「・・・トシ、サトシ!」

ある夜の事、また私は誰かに呼ばれている夢を見た。その声はとても懐かしく、しかしながらとても聞き慣れた声であった。声はするが姿は見えない。しかし、その声の主は間違いなく"美香"であった。

"美香"とは、私の前妻の名である。私は今の妻と一緒になる前、前妻を病気で亡くしている。

そんな美香が他界して10年…。美香が亡くなった時は、毎日のように夢の中で会っていた気がする。悲しくて…寂しくて…。寝ても覚めても頭の中には美香がいた。妻の闘病中は会社も休んで懸命に看病の日々を送っていた。医者から"余命宣告"を受けた時は、人目も憚らず号泣した事を覚えている。10年経った今も、日常生活を送っている上で、ふと、美香と過ごした時間を思い出す事がある。散歩した公園、買い物に行ったお店、好きだったお菓子。その瞬間は突然やってくるのだ。勿論、今は再婚し嫁と子供がいるので、その事は絶対に口には出さないが、もしかすると嫁はそんな私を看過しているだけなんだと思う。なるべく前妻の事を口にしたり悟られないよう気を付けて今の生活を過ごしていた…。
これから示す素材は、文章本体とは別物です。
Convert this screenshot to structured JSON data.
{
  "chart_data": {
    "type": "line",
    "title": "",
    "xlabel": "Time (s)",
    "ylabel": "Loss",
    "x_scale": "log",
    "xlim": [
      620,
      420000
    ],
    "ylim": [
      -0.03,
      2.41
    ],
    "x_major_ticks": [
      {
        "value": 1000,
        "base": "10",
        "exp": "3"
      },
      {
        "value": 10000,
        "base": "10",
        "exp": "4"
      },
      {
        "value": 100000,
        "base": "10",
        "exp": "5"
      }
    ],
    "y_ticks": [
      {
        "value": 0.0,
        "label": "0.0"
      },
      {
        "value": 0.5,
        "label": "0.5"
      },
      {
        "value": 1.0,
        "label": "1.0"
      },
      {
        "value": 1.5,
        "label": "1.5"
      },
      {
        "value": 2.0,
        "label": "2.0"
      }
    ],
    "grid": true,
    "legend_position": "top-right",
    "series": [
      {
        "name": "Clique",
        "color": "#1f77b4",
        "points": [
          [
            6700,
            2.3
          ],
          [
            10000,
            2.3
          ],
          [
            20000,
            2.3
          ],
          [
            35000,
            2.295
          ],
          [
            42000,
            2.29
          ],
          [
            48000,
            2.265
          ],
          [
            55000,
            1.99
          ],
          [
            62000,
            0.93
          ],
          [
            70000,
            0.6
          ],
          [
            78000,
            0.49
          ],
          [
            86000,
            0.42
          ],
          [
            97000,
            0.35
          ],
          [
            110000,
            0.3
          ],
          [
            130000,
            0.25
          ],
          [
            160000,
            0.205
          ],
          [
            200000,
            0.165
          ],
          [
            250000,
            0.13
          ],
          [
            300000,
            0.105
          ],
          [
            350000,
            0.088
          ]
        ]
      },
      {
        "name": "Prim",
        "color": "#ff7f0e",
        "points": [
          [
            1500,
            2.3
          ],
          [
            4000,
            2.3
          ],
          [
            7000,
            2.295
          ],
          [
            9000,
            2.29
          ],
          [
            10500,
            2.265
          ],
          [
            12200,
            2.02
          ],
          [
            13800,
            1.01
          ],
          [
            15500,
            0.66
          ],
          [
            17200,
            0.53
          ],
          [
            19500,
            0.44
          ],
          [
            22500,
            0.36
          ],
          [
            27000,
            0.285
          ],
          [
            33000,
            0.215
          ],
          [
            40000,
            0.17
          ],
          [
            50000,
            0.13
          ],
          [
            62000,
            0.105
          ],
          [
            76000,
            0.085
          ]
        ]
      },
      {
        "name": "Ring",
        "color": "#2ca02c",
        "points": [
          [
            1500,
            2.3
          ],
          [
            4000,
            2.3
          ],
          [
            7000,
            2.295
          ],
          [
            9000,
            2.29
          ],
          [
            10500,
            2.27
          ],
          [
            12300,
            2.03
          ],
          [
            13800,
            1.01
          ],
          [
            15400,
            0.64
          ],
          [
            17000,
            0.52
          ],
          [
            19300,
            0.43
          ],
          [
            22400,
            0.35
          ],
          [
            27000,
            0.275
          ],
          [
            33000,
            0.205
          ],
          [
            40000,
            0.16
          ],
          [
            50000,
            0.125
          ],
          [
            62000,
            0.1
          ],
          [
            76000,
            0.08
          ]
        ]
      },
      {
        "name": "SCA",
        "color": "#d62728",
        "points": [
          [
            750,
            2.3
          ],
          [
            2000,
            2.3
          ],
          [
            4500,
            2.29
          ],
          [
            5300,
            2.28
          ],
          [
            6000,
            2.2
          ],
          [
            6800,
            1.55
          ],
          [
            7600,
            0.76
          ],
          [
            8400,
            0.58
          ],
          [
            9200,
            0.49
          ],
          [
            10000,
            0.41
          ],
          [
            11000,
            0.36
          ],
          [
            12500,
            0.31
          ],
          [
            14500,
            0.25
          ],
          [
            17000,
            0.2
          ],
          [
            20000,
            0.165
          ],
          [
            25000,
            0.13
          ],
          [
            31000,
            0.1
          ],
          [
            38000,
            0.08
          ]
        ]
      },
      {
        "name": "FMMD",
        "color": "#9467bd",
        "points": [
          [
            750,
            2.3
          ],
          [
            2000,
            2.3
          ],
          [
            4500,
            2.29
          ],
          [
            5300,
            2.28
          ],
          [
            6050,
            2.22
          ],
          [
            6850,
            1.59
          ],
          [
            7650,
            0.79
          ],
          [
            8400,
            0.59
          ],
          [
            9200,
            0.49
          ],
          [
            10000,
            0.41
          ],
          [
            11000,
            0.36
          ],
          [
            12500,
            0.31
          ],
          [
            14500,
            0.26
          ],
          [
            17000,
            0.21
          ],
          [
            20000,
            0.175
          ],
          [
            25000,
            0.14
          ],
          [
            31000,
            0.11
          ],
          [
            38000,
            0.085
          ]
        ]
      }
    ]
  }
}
望愛が幼稚園に通い始める頃、妻は朝から晩まで書類とにらみ合いをする事が多くなった。発達障害児を受け入れてくれる幼稚園探しで悪戦苦闘していたのだ。一言に障害児と言っても、子供によってはいろんなタイプがある。そのタイプに合わせて専属の先生を配置しなくてはならない事が、幼稚園側でも容易ではないのだ。受け入れてくれる人数にも制限があり、良い幼稚園を見付けても、抽選から外れてしまう事も多々あるようだ。その他にも、園によっては『勉強・運動・遊び』など、それぞれの方針が違ってくる。健常者の親御さんならどう子育てをしていきたいのかによって選んでしまえばよいのだが、発達障害児の親は簡単には決められない。そして、悩みに悩んだ末、やっと自宅から車で30分ほどの幼稚園に入園できる事に決まった。その幼稚園には障害児を受け入れられるように、障害児の人数に合わせた先生もいるとの事だった。緑豊かでいつでも自然と触れ合える、私たち夫婦にとっては最高の環境で子供を預けられる幼稚園。まさに"のびのび"と育てる環境に、五里霧中だった妻も胸を撫で下ろす思いであったろう。残る心配は娘が毎日通園してくれるかだ。やはり発達障害児に多く見られるのが、環境の変化に順応できなくなる事だ。簡単に説明すると、今までは朝起きたらママと一緒にテレビを見たりご飯を食べてお散歩したりしていた毎日から、今度は決まった時間に通園して、ママから離れて幼稚園でお友達と過ごす。このちょっとした変化にさえ対応出来なくなるのだ。健常者の子供なら「明日から幼稚園だよ!」で済む話が、発達障害児には、きっと「なんで?イヤだ!」と、"ルーティン"を崩される事に抵抗が生まれてしまう。健常者の子供の中にもたまに居るそうだが、発達障害児はこれによって自傷したりお漏らしをしたり、服を脱いでしまったり、時にはなだめる親や先生に対し"他害行為"をしてしまう。妻にとっての次の悩みは無事に娘が通園できるかどうかになった。